This is a very solid and well written paper describing the optimal estimation (OE) algorithm for retrieval of microphysical characteristics of ice using combined polarimetric and dual-frequency radar measurements. The algorithm was tested on the data collected during the ICE-POP 2018 experiment in Korea. Although certain microphysical features of ice / snow are well captured, an overall quality of the algorithm performance is quite modest which might be possibly or partially attributed to the instrumental biases of the radar measurements (and the dual-wavelength ratio DWR in particular).

A fundamental question this study raises regards the feasibility of utilizing a very complicated and computationally intense OE methodology to solve multiparameter problems with large uncertainties in the state and observed vectors. I do not exclude that combining more simplistic retrieval methods with careful data quality control might be more efficient under such scenario.

Here is a list of more concrete comments and suggestions,

• The authors avoid using specific differential phase K_DP in their formalism and resort to the total differential phase instead. Radial dependencies of Φ_DP in Fig. 4 and temporal plots of K_DP in Fig. 8 (bottom panels) show that K_DP can be quite reliably estimated at both Ku and Ka bands. K_DP is very sensitive to a lower end of the particle spectrum and the results of this and similar studies indicate that K_DP is strongly correlated with the total concentration of smaller-size ice. In other words, K_DP has very strong informative content and is immune to attenuation, resonance scattering effects (even at Ka band), and radar miscalibration.
• Since the D3R radar was able to do genuine RHIs during the ICE-POP experiment, would it be possible to display composite RHIs of Z, Z_DR, and K_DP and generate vertical profiles of the radar variables (at Ku and Ka bands) over the PIP location in a height vs time format? This would give a better idea about the vertical microphysical structure of the storm and possible problems in the radar – PIP comparison which are mentioned in the manuscript such as enhanced vertical gradients of Z likely responsible for underestimation of snow rate and size.
• Captions to Figs. 4 and 5 are the same.
• Correct the reference the Ryzhkov et al. (2016) paper. It is not in press.

Title: Snow Microphysical Retrieval from the NASA D3R Radar During ICE-POP 2018

Manuscript summary:

The manuscript introduces an algorithm retrieving the particle size distribution and various microphysical properties of snow from dual-wavelength dual-polarization radar via optimization estimation. These estimations include characteristic particle size, shape parameter of the size distribution, rime fraction, mean aspect ratio, orientation distribution and snowfall rate (volumetric and water equivalent). The results are verified with the ground instrument during ICE-POP 2018. Most of the comparisons indicate high biases but with high correlation coefficients.

The major concern of the algorithm is trying to estimate various parameters (Eq. 13, 9 parameters at each gate) at the same time, yet the information for retrieval is limited (EQ. 12, 5 measurements).
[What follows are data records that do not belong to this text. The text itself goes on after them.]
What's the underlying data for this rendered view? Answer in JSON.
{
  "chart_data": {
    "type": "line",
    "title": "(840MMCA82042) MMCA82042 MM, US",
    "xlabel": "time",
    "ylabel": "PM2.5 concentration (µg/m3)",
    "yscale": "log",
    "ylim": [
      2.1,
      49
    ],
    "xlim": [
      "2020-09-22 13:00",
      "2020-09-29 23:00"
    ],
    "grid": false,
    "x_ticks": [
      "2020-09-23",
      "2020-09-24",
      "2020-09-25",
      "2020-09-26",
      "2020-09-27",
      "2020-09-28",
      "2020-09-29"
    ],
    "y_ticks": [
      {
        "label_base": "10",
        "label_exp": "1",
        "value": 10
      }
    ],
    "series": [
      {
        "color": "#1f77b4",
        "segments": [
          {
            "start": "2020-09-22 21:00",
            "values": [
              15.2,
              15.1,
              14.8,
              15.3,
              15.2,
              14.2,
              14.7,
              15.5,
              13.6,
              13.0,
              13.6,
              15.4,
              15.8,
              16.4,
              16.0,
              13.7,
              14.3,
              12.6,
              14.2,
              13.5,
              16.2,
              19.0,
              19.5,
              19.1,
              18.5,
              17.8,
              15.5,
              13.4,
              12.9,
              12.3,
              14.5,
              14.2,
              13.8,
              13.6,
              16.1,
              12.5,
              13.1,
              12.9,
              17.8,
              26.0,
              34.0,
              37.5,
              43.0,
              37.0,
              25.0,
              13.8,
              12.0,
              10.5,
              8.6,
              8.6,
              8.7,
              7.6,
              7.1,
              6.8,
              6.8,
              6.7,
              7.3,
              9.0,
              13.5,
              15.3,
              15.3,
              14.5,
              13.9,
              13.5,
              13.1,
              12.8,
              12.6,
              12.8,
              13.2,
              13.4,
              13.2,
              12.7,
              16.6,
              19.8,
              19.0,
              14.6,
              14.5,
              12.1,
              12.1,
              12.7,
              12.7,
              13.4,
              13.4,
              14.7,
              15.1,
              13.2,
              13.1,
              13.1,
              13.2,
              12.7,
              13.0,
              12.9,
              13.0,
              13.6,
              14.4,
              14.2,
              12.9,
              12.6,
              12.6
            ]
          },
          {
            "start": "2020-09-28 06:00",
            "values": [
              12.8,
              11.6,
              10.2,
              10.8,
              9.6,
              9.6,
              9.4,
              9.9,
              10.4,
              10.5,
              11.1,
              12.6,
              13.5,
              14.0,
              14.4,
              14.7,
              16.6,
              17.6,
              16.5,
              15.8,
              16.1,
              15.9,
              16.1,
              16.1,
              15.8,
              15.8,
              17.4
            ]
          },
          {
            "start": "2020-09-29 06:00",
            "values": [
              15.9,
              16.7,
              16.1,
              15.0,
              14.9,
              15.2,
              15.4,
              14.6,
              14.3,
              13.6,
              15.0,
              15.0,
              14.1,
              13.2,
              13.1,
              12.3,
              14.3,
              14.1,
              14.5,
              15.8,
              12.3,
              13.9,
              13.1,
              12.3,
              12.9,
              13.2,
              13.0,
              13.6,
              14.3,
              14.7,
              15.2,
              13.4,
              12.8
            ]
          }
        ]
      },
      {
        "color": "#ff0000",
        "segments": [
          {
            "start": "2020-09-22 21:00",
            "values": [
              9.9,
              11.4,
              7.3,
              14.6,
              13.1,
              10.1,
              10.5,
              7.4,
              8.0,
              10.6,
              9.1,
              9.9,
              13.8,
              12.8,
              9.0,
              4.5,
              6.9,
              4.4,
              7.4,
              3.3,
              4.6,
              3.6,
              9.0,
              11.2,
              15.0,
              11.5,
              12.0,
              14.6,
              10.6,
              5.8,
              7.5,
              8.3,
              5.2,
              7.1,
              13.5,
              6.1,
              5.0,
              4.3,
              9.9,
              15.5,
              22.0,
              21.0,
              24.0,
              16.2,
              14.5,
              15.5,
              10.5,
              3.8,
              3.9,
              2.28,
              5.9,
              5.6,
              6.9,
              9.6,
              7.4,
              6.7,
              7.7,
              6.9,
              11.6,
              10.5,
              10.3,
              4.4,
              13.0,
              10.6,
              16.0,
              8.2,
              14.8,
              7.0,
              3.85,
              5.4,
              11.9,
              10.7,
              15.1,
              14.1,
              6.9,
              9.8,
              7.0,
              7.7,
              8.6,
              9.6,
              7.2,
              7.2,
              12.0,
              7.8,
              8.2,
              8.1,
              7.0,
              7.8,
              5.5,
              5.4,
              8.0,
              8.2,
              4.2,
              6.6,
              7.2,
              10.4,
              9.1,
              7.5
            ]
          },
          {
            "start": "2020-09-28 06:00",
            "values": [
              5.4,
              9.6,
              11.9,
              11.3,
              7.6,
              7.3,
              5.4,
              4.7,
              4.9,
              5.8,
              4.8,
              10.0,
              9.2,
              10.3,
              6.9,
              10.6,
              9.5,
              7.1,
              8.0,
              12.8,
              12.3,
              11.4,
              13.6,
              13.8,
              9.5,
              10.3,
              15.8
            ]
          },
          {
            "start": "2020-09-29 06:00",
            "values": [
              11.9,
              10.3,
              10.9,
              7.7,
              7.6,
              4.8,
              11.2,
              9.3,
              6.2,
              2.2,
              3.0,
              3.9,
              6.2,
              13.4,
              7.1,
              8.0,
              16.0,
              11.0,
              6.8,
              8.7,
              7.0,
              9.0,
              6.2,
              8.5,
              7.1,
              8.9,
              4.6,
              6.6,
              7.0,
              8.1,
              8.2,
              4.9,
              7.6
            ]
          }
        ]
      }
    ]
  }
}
The validation indicates high biases. The manuscript needs substantial revision. Major revision is recommended.

Major comments:

1. Considering the number of variables (nine) is higher than measurements (five), it’s highly possible the final retrievals are mostly from the “background” value (e.g., Prior in Table 5). The manuscript did not compare the PPI (or RHI )simulated measurements from “Prior” and “last iteration”. This is important to ensure the retrieval is not mostly from “background” term (2^nd term of RHS in Eq. 11). Figure 4 is the only figure to show that the final simulated measurements from optimal estimation. Yet, a ray data is not convincing. Please do show the PPI or RHI simulated measurements for all of the experiments including Hu-only, DWR-only, Ku-pol and All-obs.
2. Since the observational information is limited, fixing the value of some parameters (e.g., axis-weighted ellipse ratio, riming fraction). Figure 10 and 11 indicate that the effective density and ellipse ration has little change compared to other variables. Has author considered to reduce retrieved variables?
3. Three cases are show for validation. Two of the cases (9 Jan. and 28 Feb.) has pronounced bias between radar measurement and PIP simulation (Fig. 8). Later, the retrieval bias can also be noticed among those two cases (Figs. 9 and 10). In terms of snowfall rate, author can consider perform more comprehensive validation by including more Pluvio data.
4. Overall, the validation is rather disappointing. The bias and MAR are around +/- 30% in snowfall rate, nearly 40% in volume-weighted diameter (Dp), 40% in area-weighted ellipse and box aspect ratio. It’s a good sign that the correlation coefficient is high. Moreover, there is no PPI or RHI retrieval to ensure that the retrievals are consistent in spatial domain.

Minor comments:

Figure 4, please change the color of simulated measurements of the last iteration to red color for clarity.  

Figure 9, please show the snow fall rate from “background” simulation.